I don't know enough about this topic, about reusing cooking fats, to make any definite comments. I will raise this question, though: In addition to heart disease and multiplying microbes, don't we have to worry about cancer?

-- Peter Errington (petere7@starpower.net), January 07, 2002.

LN and Tricia:

Agreed, I'd do the same, for the same reasons. It was all an "in theory" on my part anyway, since I don't have this experience.

Somehow I missed or didn't think about it that Anita said: (1) the container had been sitting for at least a month, and (2) the meat was not cooked through. (a good lesson in reading comprehension, hmmm)

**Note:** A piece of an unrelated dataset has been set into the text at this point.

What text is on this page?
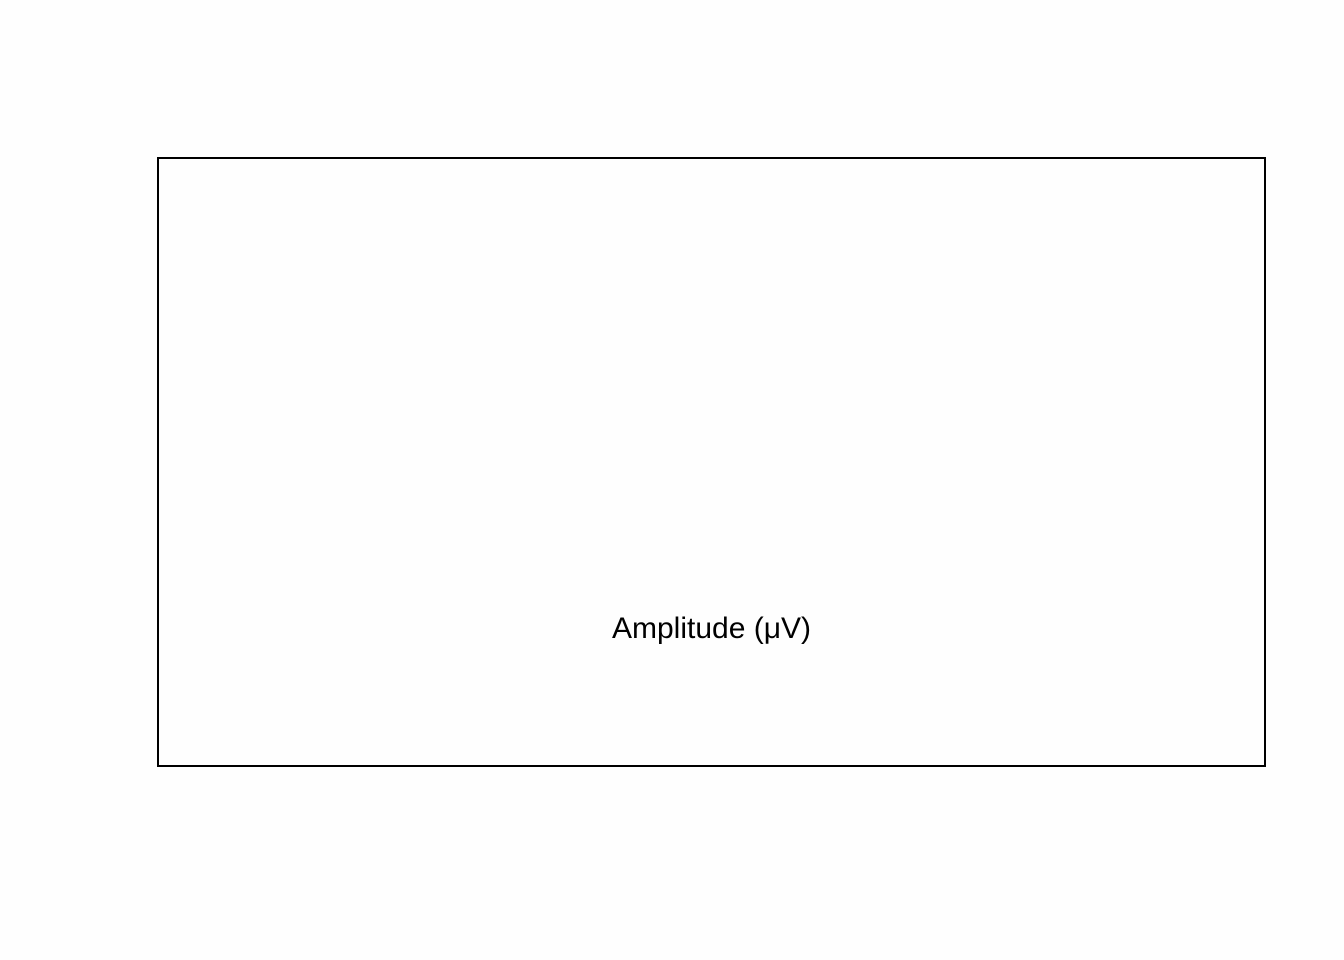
Amplitude (μV)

Tricia: That is good to hear! (about your arthritis) Never heard of anyone's arthritis getting better, except very short term. with immune-suppressing drugs.

-- Debbie (dbspence@pobox.com), January 07, 2002.


Peter:

"Don't we have to worry about cancer?"

I would not look to any traditional food preparation method, as a reason for cancer. That includes deep frying, if done in traditional ways and with traditional ingredients.* (Restaurant deep frying is a whole other story.) Instead look to the "great 20th Century Experimental Diet". This is IMO an overlooked variable in nearly all studies of food and disease - as it is in so many ways an anomaly from what humans are biologically adapted to eat.

* conditionally taking back my 'lecture mode'

-- Debbie (dbspence@pobox.com), January 10, 2002.


A bit of snooping around the web turned up the recommendation that we deep fry in either peanut oil or extra-virgin olive oil, as (purportedly) these oils tend not to acquire the flavor of the food fried in them, making their reuse more palateable.